Comment se fait-il que « Mohammed » soit le prénom le plus populaire chez les petits garçons dans un État à majorité juive ?
Chaque année, juste avant Rosh Hashanah, Israël fait le point sur sa situation démographique en publiant des statistiques sur la population et d’autres données, notamment les prénoms les plus populaires. Comment se fait-il que « Mohammed » arrive en tête de liste alors que les musulmans ne représentent que 18 % de la population ?
Au cours de la dernière année hébraïque 5786, les prénoms préférés des Israéliens étaient « Mohammed », « Ariel » et « Avigail », selon les données de l’Autorité de la population et de l’immigration publiées dimanche.
Dimanche, 179 398 bébés étaient enregistrés en Israël, « Mohammed » étant le prénom le plus courant chez les garçons. Après « Mohammed » venaient « Ariel », « Yosef », « Adam », « David », « Omer », « Rafael », « Lavi », « Michael » et « Eitan », mais « Mohammed » semble avoir pris la première place pour une raison bien précise.
Alors que les Israéliens juifs choisissent une grande variété de prénoms pour leurs enfants, il est extrêmement courant que les familles musulmanes appellent leurs fils Mohammed. Cela se traduit par une multitude de Mohammed, même si la majorité des garçons sont nés dans des familles juives.
Ariel et David se sont également révélés populaires ces dernières années, Ariel signifiant « lion de Dieu » et David « bien-aimé ».
Cette année, Avigail (la joie de mon père) a été le prénom féminin le plus populaire, suivi de Miriam, Lia, Libi, Tamar, Yael, Ayala, Sarah, Ella et Naya.
Les prénoms les plus populaires en Israël ne proviennent pas tous de la Bible, mais beaucoup le sont. Ariel est décrit par Esdras comme un chef et un homme érudit ou perspicace :
« Je fis alors appeler Éliézer, Ariel, Shemaïa, Elnathan, Jarib, Elnathan, Nathan, Zacharie et Meschullam, des hommes éminents, ainsi que Joiarib et Elnathan, qui étaient des hommes perspicaces » (Esdras 8, 16).

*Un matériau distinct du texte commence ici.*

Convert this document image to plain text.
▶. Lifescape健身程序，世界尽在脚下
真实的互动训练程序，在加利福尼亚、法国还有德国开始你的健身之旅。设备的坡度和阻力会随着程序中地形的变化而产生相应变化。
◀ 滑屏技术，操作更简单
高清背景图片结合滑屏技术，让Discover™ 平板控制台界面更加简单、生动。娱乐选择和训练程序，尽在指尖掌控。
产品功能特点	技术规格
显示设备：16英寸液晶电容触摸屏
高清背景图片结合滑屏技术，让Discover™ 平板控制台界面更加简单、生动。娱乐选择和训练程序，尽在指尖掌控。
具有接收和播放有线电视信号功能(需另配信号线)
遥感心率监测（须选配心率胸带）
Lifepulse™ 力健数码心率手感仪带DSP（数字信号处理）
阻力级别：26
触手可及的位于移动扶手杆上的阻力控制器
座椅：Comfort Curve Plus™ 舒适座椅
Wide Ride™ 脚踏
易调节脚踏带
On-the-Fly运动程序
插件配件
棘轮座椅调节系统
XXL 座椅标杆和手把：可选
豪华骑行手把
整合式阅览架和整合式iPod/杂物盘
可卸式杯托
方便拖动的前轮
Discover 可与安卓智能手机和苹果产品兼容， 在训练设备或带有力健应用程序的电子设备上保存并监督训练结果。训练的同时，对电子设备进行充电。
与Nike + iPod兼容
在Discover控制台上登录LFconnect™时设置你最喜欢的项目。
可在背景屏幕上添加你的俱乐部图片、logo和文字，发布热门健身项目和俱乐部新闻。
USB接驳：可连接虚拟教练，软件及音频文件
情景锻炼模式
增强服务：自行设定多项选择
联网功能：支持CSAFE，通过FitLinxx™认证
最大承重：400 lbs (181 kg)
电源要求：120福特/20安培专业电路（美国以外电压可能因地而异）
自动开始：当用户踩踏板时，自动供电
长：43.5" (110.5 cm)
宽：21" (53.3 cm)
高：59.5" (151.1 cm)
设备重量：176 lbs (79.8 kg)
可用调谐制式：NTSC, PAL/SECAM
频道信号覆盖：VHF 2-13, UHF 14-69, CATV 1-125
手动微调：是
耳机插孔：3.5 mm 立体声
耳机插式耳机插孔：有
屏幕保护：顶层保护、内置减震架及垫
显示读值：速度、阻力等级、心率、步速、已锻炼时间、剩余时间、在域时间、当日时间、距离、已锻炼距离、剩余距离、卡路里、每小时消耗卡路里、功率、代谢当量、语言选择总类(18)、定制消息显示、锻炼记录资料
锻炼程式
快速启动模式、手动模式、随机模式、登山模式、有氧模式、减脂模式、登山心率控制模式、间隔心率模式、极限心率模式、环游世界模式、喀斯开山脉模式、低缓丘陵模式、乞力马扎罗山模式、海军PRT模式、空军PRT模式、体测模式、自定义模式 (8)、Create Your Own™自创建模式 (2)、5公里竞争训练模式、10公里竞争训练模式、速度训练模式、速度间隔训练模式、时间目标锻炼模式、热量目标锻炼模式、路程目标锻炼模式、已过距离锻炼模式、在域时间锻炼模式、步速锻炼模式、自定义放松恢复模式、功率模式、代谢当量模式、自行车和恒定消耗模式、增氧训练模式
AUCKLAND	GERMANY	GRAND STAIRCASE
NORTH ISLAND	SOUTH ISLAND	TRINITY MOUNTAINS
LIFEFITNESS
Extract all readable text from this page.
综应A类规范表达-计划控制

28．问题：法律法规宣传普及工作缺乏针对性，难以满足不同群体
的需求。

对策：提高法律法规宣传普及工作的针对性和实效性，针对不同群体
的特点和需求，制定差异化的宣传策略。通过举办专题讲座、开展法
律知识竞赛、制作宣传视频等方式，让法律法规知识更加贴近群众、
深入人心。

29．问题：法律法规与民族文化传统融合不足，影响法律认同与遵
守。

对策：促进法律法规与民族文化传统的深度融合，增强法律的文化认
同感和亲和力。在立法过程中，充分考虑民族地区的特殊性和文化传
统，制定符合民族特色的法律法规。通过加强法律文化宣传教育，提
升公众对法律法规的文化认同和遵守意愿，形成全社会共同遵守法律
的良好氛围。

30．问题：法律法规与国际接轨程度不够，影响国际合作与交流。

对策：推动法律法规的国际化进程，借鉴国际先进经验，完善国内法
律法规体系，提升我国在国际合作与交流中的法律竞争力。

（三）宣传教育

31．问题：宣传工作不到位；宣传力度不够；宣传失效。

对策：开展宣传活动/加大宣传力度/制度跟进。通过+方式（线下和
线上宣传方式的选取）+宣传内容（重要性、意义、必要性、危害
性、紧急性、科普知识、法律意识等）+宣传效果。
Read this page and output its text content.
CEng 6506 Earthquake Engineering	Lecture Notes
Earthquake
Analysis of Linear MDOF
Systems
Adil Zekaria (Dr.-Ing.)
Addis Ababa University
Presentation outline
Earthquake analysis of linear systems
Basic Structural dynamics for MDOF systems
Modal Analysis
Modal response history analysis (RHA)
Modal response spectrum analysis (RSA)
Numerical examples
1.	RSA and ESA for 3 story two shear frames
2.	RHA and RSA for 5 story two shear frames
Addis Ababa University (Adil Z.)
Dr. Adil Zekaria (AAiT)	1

Ariel est également un autre nom donné à Jérusalem, que l’on trouve dans le livre d’Isaïe (Isaïe 29:1-7), et le motif des lions a occupé une place prépondérante au cours de la guerre sur sept fronts menée par Israël ces dernières années.
Le roi David reste évidemment une figure biblique majeure de la culture juive, tout comme son épouse Abigaïl (prononcé Avigail en hébreu). Miriam, la sœur de Moïse, est le nom hébreu traduit par « Marie » en français, tandis que Sarah, Tamar et Yaël sont également des personnages bibliques importants ; Sarah, épouse d’Abraham, est la matriarche par excellence, Tamar est « plus juste » que Juda, le quatrième fils de Jacob, de l’aveu même de ce dernier, et Yaël est l’héroïne qui a tué le roi Sisera à l’aide d’un piquet de tente dans le livre des Juges 4.
Les familles religieuses, tant juives qu’arabes, ont généralement plus d’enfants que leurs homologues laïques, ce qui explique en partie pourquoi, parmi toutes les villes israéliennes, Jérusalem a enregistré le plus grand nombre de naissances au cours de l’année juive 5786 qui vient de s’achever, avec 23 336 naissances enregistrées dans la capitale israélienne.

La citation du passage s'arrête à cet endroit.